Vampire Bats
LOCUSTS. 2005
Director: David Jackson

VAMPIRE BATS. 2005
Director: Eric Bross

Reviewed by Paghat the Ratgirl



Vampire Bats is a sequel to the equally awful telefilm Locusts which pits Dr. Maggy Reardon (Lucy "Xena, Warrior Princess" Lawless) against completely ridiculous grasshoppers out to strip the whole world of its food supply plus cleaning the flesh off everyone's bones, which might've been cool in a moronic sort of way if we ever saw it actually happen.

LocustsThis time it's hordes of vampire bats instead of hordes of grasshoppers. Maybe the good doctor will have a third film to complete the trilogy in which she will be pitted against hordes of killer shrews or rabbits or cockroaches.

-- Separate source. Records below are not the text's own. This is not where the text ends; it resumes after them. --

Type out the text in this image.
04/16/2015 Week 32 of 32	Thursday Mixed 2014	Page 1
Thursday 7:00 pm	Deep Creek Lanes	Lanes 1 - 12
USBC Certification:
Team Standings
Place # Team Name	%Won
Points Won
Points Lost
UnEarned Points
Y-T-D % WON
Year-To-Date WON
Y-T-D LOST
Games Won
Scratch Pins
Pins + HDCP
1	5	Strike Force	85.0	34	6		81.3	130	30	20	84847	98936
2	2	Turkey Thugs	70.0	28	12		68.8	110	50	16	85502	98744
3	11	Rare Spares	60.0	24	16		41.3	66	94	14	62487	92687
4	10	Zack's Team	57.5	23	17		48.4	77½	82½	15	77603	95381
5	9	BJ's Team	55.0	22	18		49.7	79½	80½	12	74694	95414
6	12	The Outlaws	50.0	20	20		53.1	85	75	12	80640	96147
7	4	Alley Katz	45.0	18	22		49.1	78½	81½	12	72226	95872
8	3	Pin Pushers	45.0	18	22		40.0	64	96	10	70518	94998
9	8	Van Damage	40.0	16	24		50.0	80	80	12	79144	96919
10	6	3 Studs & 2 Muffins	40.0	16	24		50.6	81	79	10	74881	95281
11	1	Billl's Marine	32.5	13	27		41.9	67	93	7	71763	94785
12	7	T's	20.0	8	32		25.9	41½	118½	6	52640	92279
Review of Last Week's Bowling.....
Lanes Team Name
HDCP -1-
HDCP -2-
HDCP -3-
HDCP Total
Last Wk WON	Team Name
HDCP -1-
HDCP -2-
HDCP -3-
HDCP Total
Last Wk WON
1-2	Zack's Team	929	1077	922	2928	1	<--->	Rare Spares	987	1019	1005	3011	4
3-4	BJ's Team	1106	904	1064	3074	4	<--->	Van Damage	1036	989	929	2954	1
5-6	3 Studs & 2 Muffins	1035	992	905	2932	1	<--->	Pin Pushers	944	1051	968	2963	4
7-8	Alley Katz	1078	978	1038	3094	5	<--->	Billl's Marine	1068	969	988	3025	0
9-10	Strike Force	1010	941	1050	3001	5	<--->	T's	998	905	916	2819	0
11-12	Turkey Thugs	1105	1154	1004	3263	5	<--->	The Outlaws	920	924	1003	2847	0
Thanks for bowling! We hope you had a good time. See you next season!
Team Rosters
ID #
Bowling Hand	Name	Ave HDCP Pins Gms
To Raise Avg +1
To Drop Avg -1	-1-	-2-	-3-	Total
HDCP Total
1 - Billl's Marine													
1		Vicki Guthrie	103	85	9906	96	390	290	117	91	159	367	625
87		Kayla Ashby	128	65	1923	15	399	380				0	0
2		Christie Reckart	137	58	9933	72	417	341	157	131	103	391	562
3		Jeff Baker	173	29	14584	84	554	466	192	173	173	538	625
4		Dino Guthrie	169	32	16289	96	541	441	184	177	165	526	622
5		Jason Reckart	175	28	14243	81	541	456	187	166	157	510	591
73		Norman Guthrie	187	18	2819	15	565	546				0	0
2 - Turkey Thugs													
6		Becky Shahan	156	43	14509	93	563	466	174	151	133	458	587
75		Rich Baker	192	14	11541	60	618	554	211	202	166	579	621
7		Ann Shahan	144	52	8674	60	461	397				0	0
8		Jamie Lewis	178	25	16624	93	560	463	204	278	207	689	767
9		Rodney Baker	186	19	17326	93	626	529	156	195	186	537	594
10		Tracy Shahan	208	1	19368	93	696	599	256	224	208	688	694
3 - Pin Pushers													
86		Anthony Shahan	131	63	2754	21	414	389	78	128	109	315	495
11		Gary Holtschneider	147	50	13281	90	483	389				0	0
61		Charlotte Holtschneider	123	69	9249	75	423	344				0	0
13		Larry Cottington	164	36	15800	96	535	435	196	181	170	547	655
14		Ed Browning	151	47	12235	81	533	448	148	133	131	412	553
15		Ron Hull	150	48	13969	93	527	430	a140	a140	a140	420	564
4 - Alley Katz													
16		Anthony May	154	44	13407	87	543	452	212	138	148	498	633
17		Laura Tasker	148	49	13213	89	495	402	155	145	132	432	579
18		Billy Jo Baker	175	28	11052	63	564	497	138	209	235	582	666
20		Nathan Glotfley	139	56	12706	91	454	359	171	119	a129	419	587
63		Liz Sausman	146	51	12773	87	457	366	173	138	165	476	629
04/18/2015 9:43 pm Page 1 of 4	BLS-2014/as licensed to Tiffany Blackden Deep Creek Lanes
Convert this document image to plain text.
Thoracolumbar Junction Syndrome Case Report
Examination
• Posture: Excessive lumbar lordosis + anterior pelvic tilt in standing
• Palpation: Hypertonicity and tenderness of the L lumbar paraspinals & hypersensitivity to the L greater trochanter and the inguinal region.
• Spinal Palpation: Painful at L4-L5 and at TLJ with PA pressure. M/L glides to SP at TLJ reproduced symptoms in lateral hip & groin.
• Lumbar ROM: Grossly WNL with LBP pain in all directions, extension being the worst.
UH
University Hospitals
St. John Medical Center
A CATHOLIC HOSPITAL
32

Vampire Bats is set in a Louisiana bayou, where bigger meaner murderous mutant vampire bats have arisen. The most fun that can be had with this film is to figure out which scenes really were shot near New Orleans, & which scenes were done in a hurry-scurry in Nova Scotia after Hurricane Katrina destroyed the Louisiana setting.

The bats like human prey, but because this film was made for CBS television, it doesn't dare show anything the least bit bloody.

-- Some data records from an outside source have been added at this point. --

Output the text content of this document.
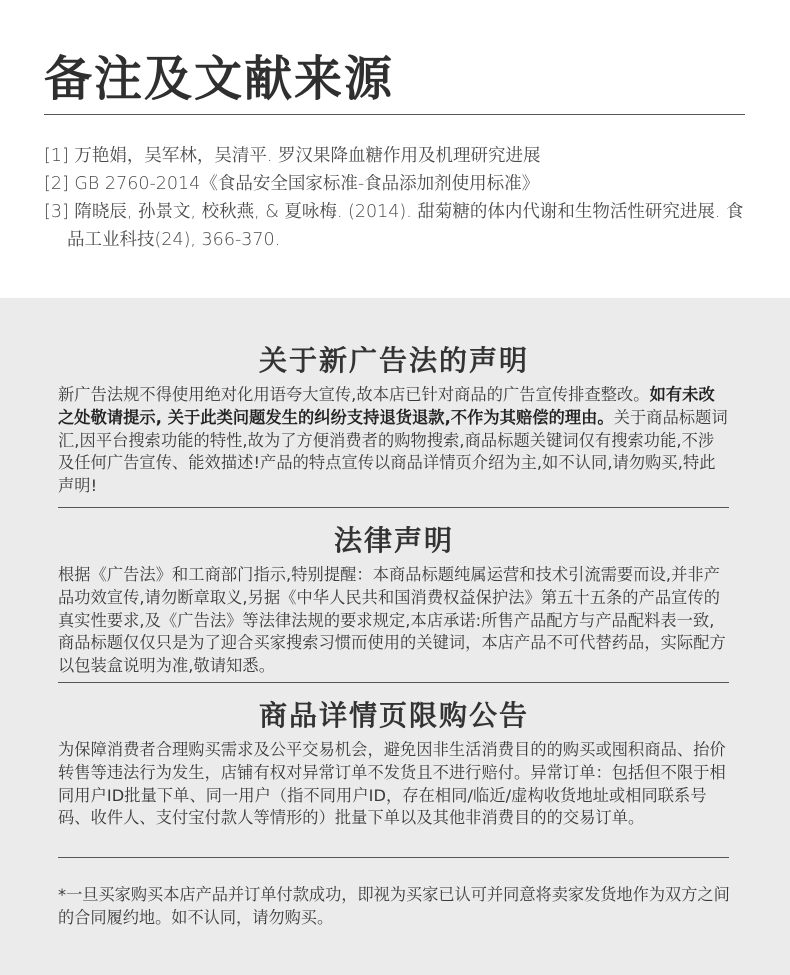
备注及文献来源
[1] 万艳娟，吴军林，吴清平. 罗汉果降血糖作用及机理研究进展
[2] GB 2760-2014《食品安全国家标准-食品添加剂使用标准》
[3] 隋晓辰, 孙景文, 校秋燕, & 夏咏梅. (2014). 甜菊糖的体内代谢和生物活性研究进展. 食品工业科技(24), 366-370.
关于新广告法的声明
新广告法规不得使用绝对化用语夸大宣传,故本店已针对商品的广告宣传排查整改。如有未改之处敬请提示, 关于此类问题发生的纠纷支持退货退款,不作为其赔偿的理由。关于商品标题词汇,因平台搜索功能的特性,故为了方便消费者的购物搜索,商品标题关键词仅有搜索功能,不涉及任何广告宣传、能效描述!产品的特点宣传以商品详情页介绍为主,如不认同,请勿购买,特此声明!
法律声明
根据《广告法》和工商部门指示,特别提醒：本商品标题纯属运营和技术引流需要而设,并非产品功效宣传,请勿断章取义,另据《中华人民共和国消费权益保护法》第五十五条的产品宣传的真实性要求,及《广告法》等法律法规的要求规定,本店承诺:所售产品配方与产品配料表一致, 商品标题仅仅只是为了迎合买家搜索习惯而使用的关键词，本店产品不可代替药品，实际配方以包装盒说明为准,敬请知悉。
商品详情页限购公告
为保障消费者合理购买需求及公平交易机会，避免因非生活消费目的的购买或囤积商品、抬价转售等违法行为发生，店铺有权对异常订单不发货且不进行赔付。异常订单：包括但不限于相同用户ID批量下单、同一用户（指不同用户ID，存在相同/临近/虚构收货地址或相同联系号码、收件人、支付宝付款人等情形的）批量下单以及其他非消费目的的交易订单。
*一旦买家购买本店产品并订单付款成功，即视为买家已认可并同意将卖家发货地作为双方之间的合同履约地。如不认同，请勿购买。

Thus there is a long opening sequence with standard-issue drunken "hooray, let's watch 'em die" teenagers without individual character deliniation, who are deaf to the menacing soundtrack. With plenty of getting lost in the woods & threatening music & lots of indistinguishable characters, what happens in the climax? One, count 'em one teenagers hearss the sound of wings, turns around in terror only to fall in a mudpuddle, then quick fade to black before anything happens. Big build concluding in nothing, then after the ads we're introduced to Lucy Laweless's character who mentions what must've happened during the ads.

When we finally do get to see a bat puppet-on-a-stick, it's no more convincing than a toy bought at Toys R Us for Halloween.

It's way too stupid to succeed as a drama, & without bloody FX or scary bats, it's not effective as exploitation either. So it's fundamentally nothing. The image of Xena in modern garb, running away from badly animated CGI bats, through a tunnel she entered fully knowing she'd encounter deadly bats, yet goes armed with only a kitchen broom -- that's about as logical & exciting as this one ever gets.